Friday, May 09, 2008

The Aesthetics of a Bad Afternoon

It has been a bad afternoon.

Getting off the train tonight from the working crowd, I smelt the stale smell of men sweating into the aluminium of their carcinogenic deodorants, their rancid lamb chops and coffee bitters leaking into the cotton of their business shirts; I smelt the rotten flowers and putrid spices of the female perfumes conceal the outrageous failure of vaginal hygiene in western women, a yeasty and bloody bloom of which three or four whiffs rose which would make a libertine celibate for a week; I smelt the schoolchildren with their smell of old tomato and soggy lettuce, a mysterious musk of chalky rancidity covering the freshness of their flesh, not yet contaminated by the shit-waves and mud-storms of testosterone and ostrogen.

My gorge rising, I got off and separated from the group as quickly as I could, wishing only for the nausea that the smell of westerners inspires in me to diminish, longing for the company of sweet vegetarian South Indians or the pleasant spice of any other races. By the railway many roses bloom, and I inhaled and held my breath as the last woman stinking of rotten perfume left, her obnoxious high heels and sickening stink of hygiene finally fading in the whole smell of the rose.
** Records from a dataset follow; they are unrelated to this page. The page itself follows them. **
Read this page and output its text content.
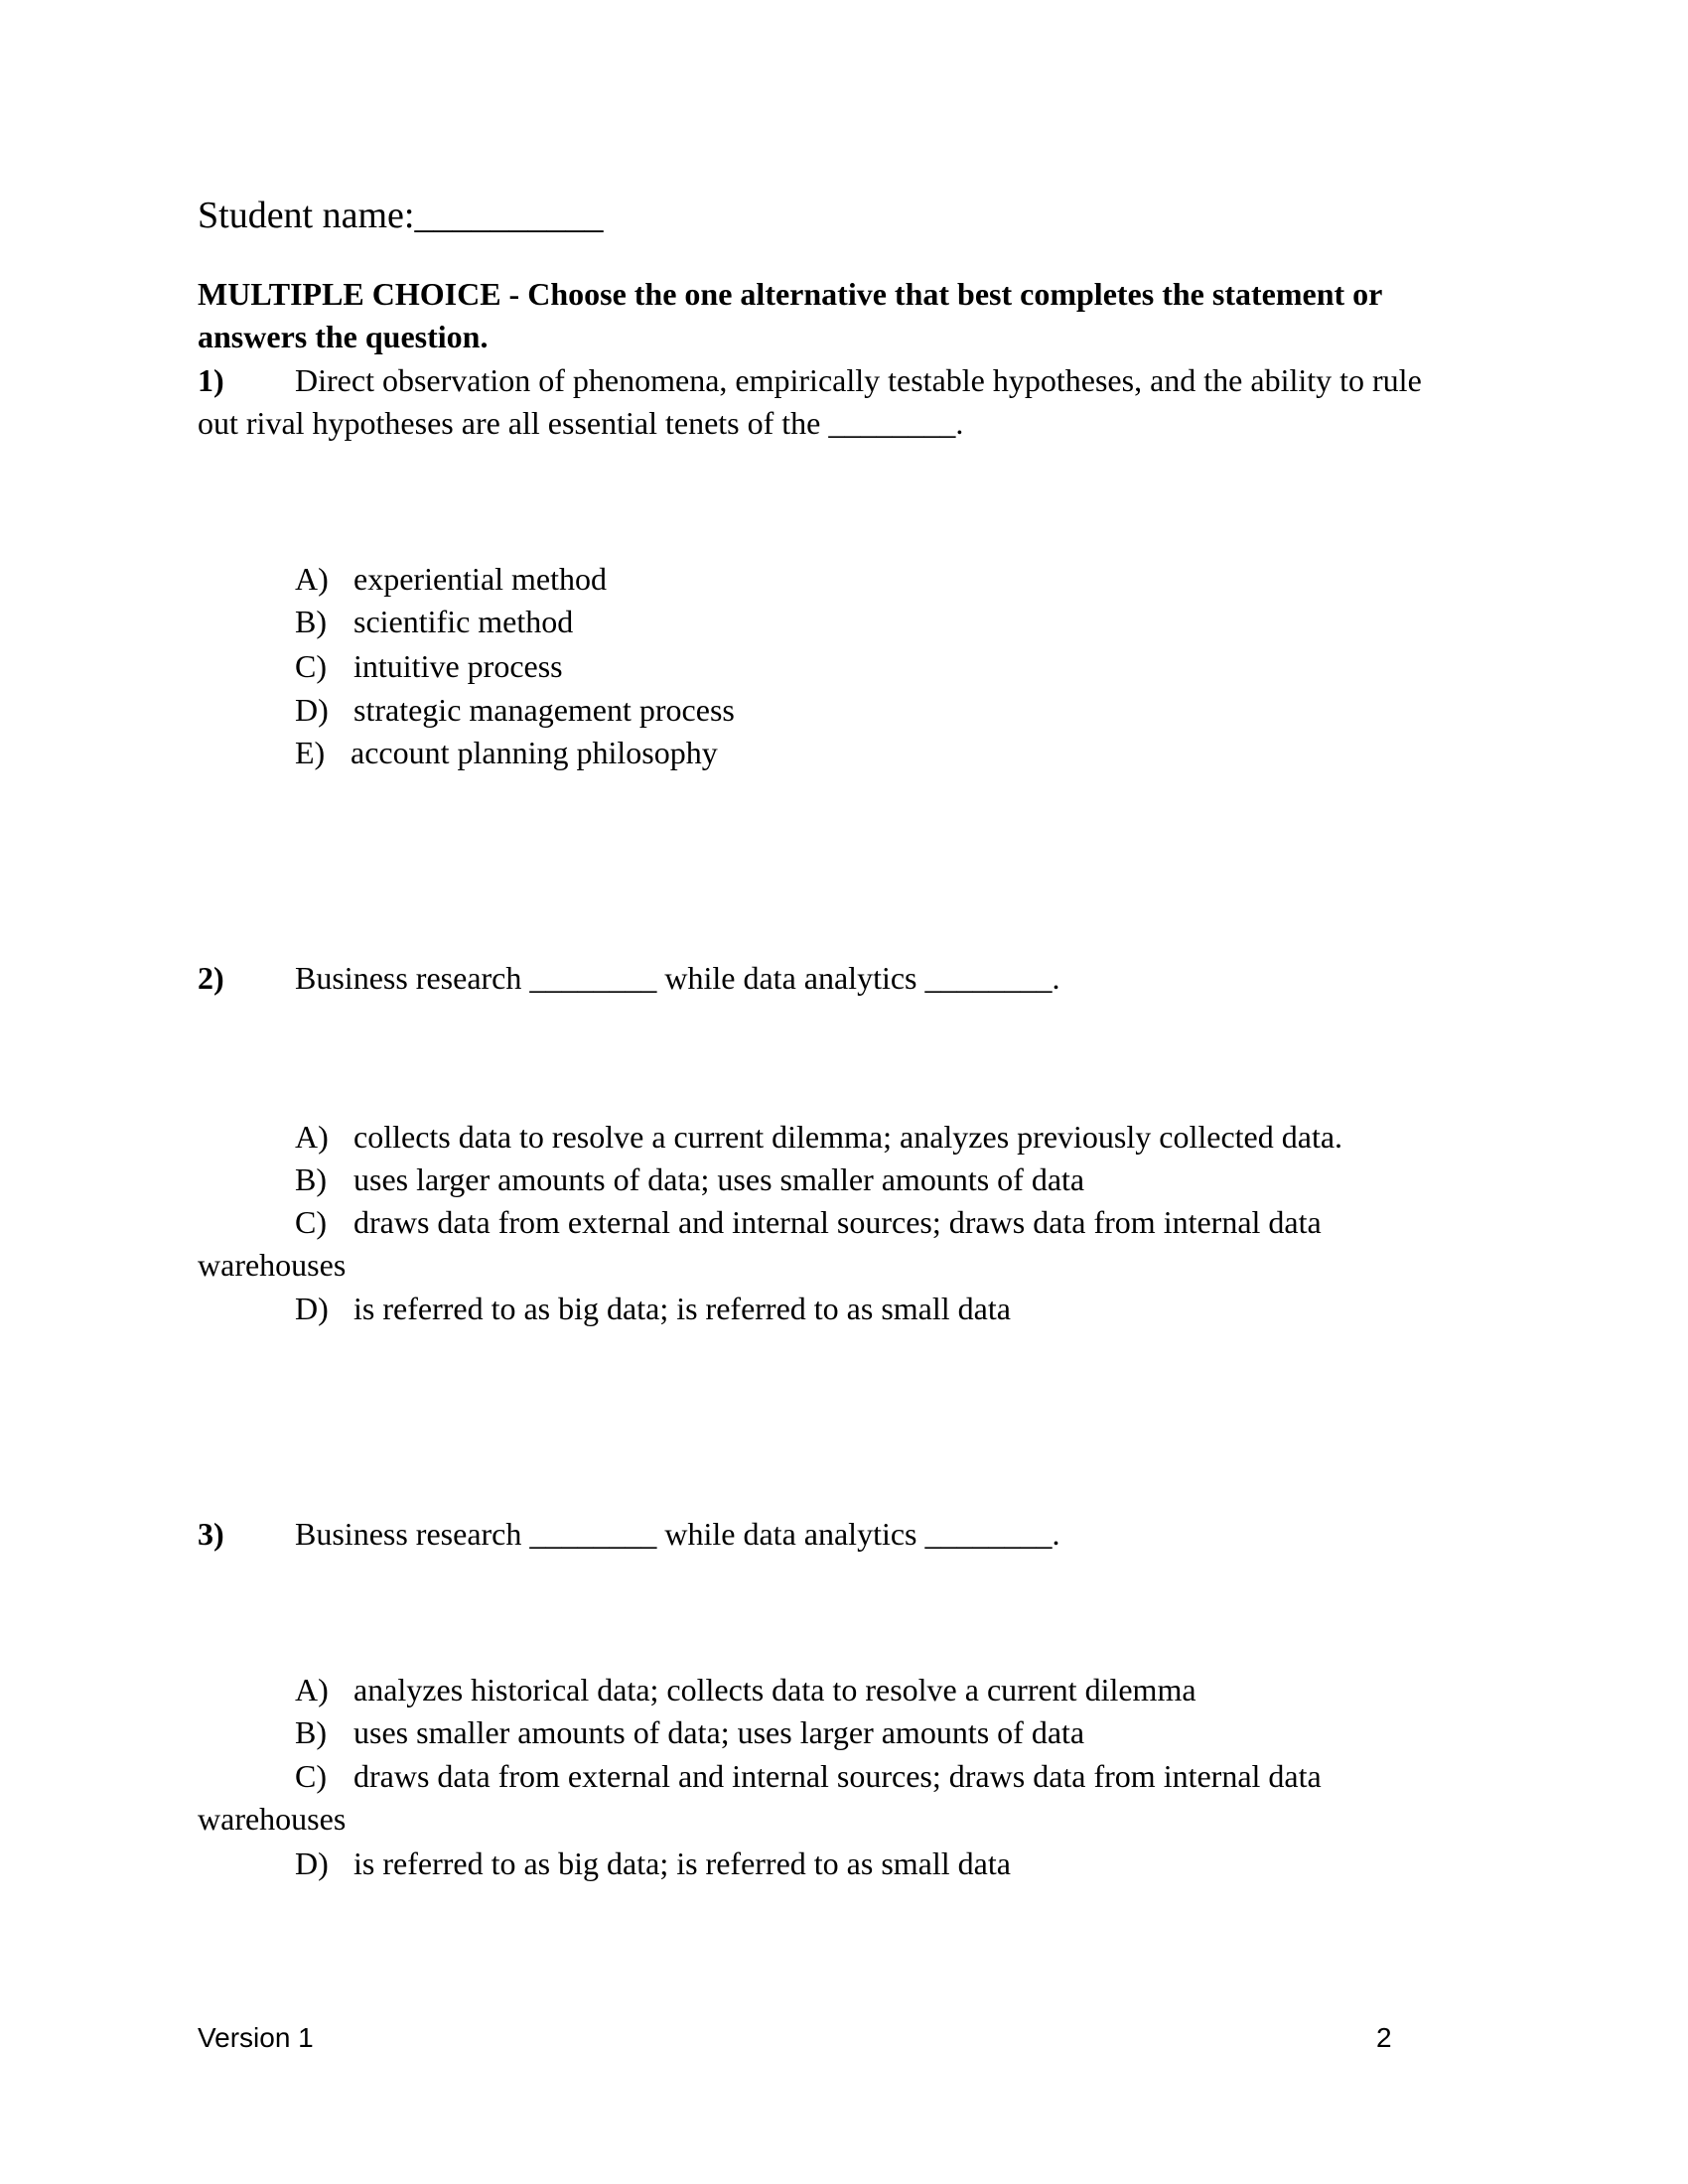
Student name:__________
MULTIPLE CHOICE - Choose the one alternative that best completes the statement or
answers the question.
1) Direct observation of phenomena, empirically testable hypotheses, and the ability to rule
out rival hypotheses are all essential tenets of the ________.
A) experiential method
B) scientific method
C) intuitive process
D) strategic management process
E) account planning philosophy
2) Business research ________ while data analytics ________.
A) collects data to resolve a current dilemma; analyzes previously collected data.
B) uses larger amounts of data; uses smaller amounts of data
C) draws data from external and internal sources; draws data from internal data
warehouses
D) is referred to as big data; is referred to as small data
3) Business research ________ while data analytics ________.
A) analyzes historical data; collects data to resolve a current dilemma
B) uses smaller amounts of data; uses larger amounts of data
C) draws data from external and internal sources; draws data from internal data
warehouses
D) is referred to as big data; is referred to as small data
Version 1	2
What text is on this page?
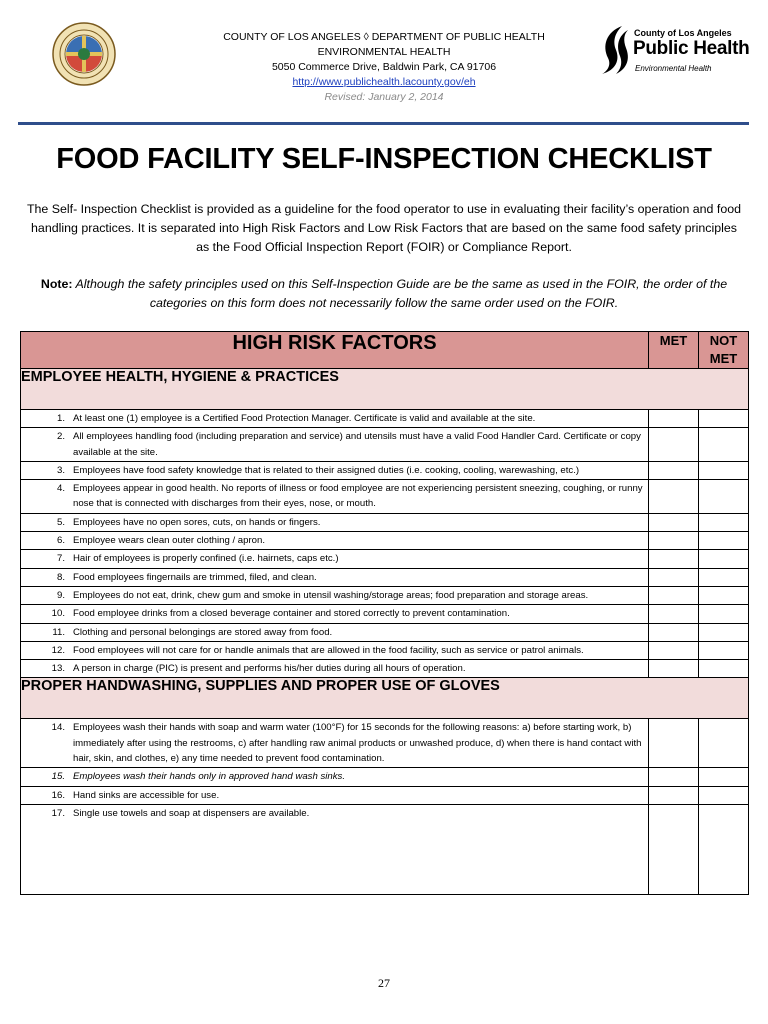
COUNTY OF LOS ANGELES ◊ DEPARTMENT OF PUBLIC HEALTH
ENVIRONMENTAL HEALTH
5050 Commerce Drive, Baldwin Park, CA 91706
http://www.publichealth.lacounty.gov/eh
Revised: January 2, 2014
County of Los Angeles
Public Health
Environmental Health
FOOD FACILITY SELF-INSPECTION CHECKLIST
The Self- Inspection Checklist is provided as a guideline for the food operator to use in evaluating their facility’s operation and food handling practices. It is separated into High Risk Factors and Low Risk Factors that are based on the same food safety principles as the Food Official Inspection Report (FOIR) or Compliance Report.
Note: Although the safety principles used on this Self-Inspection Guide are be the same as used in the FOIR, the order of the categories on this form does not necessarily follow the same order used on the FOIR.
HIGH RISK FACTORS	MET	NOT MET
EMPLOYEE HEALTH, HYGIENE & PRACTICES		

1. At least one (1) employee is a Certified Food Protection Manager. Certificate is valid and available at the site.		

2. All employees handling food (including preparation and service) and utensils must have a valid Food Handler Card. Certificate or copy available at the site.		

3. Employees have food safety knowledge that is related to their assigned duties (i.e. cooking, cooling, warewashing, etc.)		

4. Employees appear in good health. No reports of illness or food employee are not experiencing persistent sneezing, coughing, or runny nose that is connected with discharges from their eyes, nose, or mouth.		

5. Employees have no open sores, cuts, on hands or fingers.		

6. Employee wears clean outer clothing / apron.		

7. Hair of employees is properly confined (i.e. hairnets, caps etc.)		

8. Food employees fingernails are trimmed, filed, and clean.		

9. Employees do not eat, drink, chew gum and smoke in utensil washing/storage areas; food preparation and storage areas.		

10. Food employee drinks from a closed beverage container and stored correctly to prevent contamination.		

11. Clothing and personal belongings are stored away from food.		

12. Food employees will not care for or handle animals that are allowed in the food facility, such as service or patrol animals.		

13. A person in charge (PIC) is present and performs his/her duties during all hours of operation.		

PROPER HANDWASHING, SUPPLIES AND PROPER USE OF GLOVES		

14. Employees wash their hands with soap and warm water (100°F) for 15 seconds for the following reasons: a) before starting work, b) immediately after using the restrooms, c) after handling raw animal products or unwashed produce, d) when there is hand contact with hair, skin, and clothes, e) any time needed to prevent food contamination.		

15. Employees wash their hands only in approved hand wash sinks.		

16. Hand sinks are accessible for use.		

17. Single use towels and soap at dispensers are available.		

27
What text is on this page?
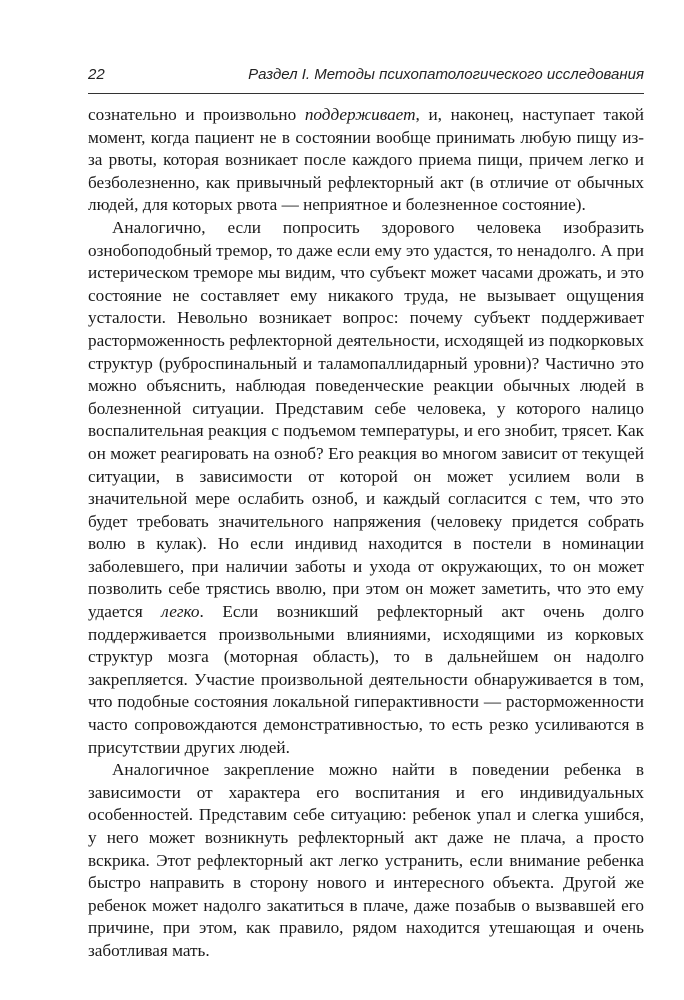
22	Раздел I. Методы психопатологического исследования

сознательно и произвольно поддерживает, и, наконец, наступает такой момент, когда пациент не в состоянии вообще принимать любую пищу из-за рвоты, которая возникает после каждого приема пищи, причем легко и безболезненно, как привычный рефлекторный акт (в отличие от обычных людей, для которых рвота — неприятное и болезненное состояние).

Аналогично, если попросить здорового человека изобразить ознобоподобный тремор, то даже если ему это удастся, то ненадолго. А при истерическом треморе мы видим, что субъект может часами дрожать, и это состояние не составляет ему никакого труда, не вызывает ощущения усталости. Невольно возникает вопрос: почему субъект поддерживает расторможенность рефлекторной деятельности, исходящей из подкорковых структур (руброспинальный и таламопаллидарный уровни)? Частично это можно объяснить, наблюдая поведенческие реакции обычных людей в болезненной ситуации. Представим себе человека, у которого налицо воспалительная реакция с подъемом температуры, и его знобит, трясет. Как он может реагировать на озноб? Его реакция во многом зависит от текущей ситуации, в зависимости от которой он может усилием воли в значительной мере ослабить озноб, и каждый согласится с тем, что это будет требовать значительного напряжения (человеку придется собрать волю в кулак). Но если индивид находится в постели в номинации заболевшего, при наличии заботы и ухода от окружающих, то он может позволить себе трястись вволю, при этом он может заметить, что это ему удается легко. Если возникший рефлекторный акт очень долго поддерживается произвольными влияниями, исходящими из корковых структур мозга (моторная область), то в дальнейшем он надолго закрепляется. Участие произвольной деятельности обнаруживается в том, что подобные состояния локальной гиперактивности — расторможенности часто сопровождаются демонстративностью, то есть резко усиливаются в присутствии других людей.

Аналогичное закрепление можно найти в поведении ребенка в зависимости от характера его воспитания и его индивидуальных особенностей. Представим себе ситуацию: ребенок упал и слегка ушибся, у него может возникнуть рефлекторный акт даже не плача, а просто вскрика. Этот рефлекторный акт легко устранить, если внимание ребенка быстро направить в сторону нового и интересного объекта. Другой же ребенок может надолго закатиться в плаче, даже позабыв о вызвавшей его причине, при этом, как правило, рядом находится утешающая и очень заботливая мать.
My nausea faded.

Miserable, I rounded the corner to my house and saw the sunset. The western sky was pink and blue, and suddenly I cried and couldn't contain my relief at the sight of a simply inhuman beauty. I immediately thought of an image...

The sky looked as if Venus were rising as the sun, her pink flesh rosy with love, and murdered before more than he thigh could touch the horizon, so that in the sweet living pink flesh of the goddess was interspersed a morbid blue of dead meat. At once I felt cheerful, as this image reminded me of the dead woman in The Great Gatsby and how Fitzgerald had depicted her with her right breast ripped off. This sadistic touch symbolises the lack of inner nurturance of the jazz generation; it was Fitzgerald's way of biting off the nipple that he had drunk milk from, a symbol for Fitzgerald the alcoholic's loss of soul-milk.

The pleasant contemplation of the sickness of great art, and the awareness of my own perversity, both cheered me enormously, and I wanted only to come home to record the relief with which my numb and weary hatred for the merely ordinary stink of humankind converted into a sense of the actual experience of being alive. It is for such ends that literature makes effective use of violent and sexual imagery: sometimes, to shock the numb and self-centered awake from the nightmare of the ordinary, only violence and sex with suffice.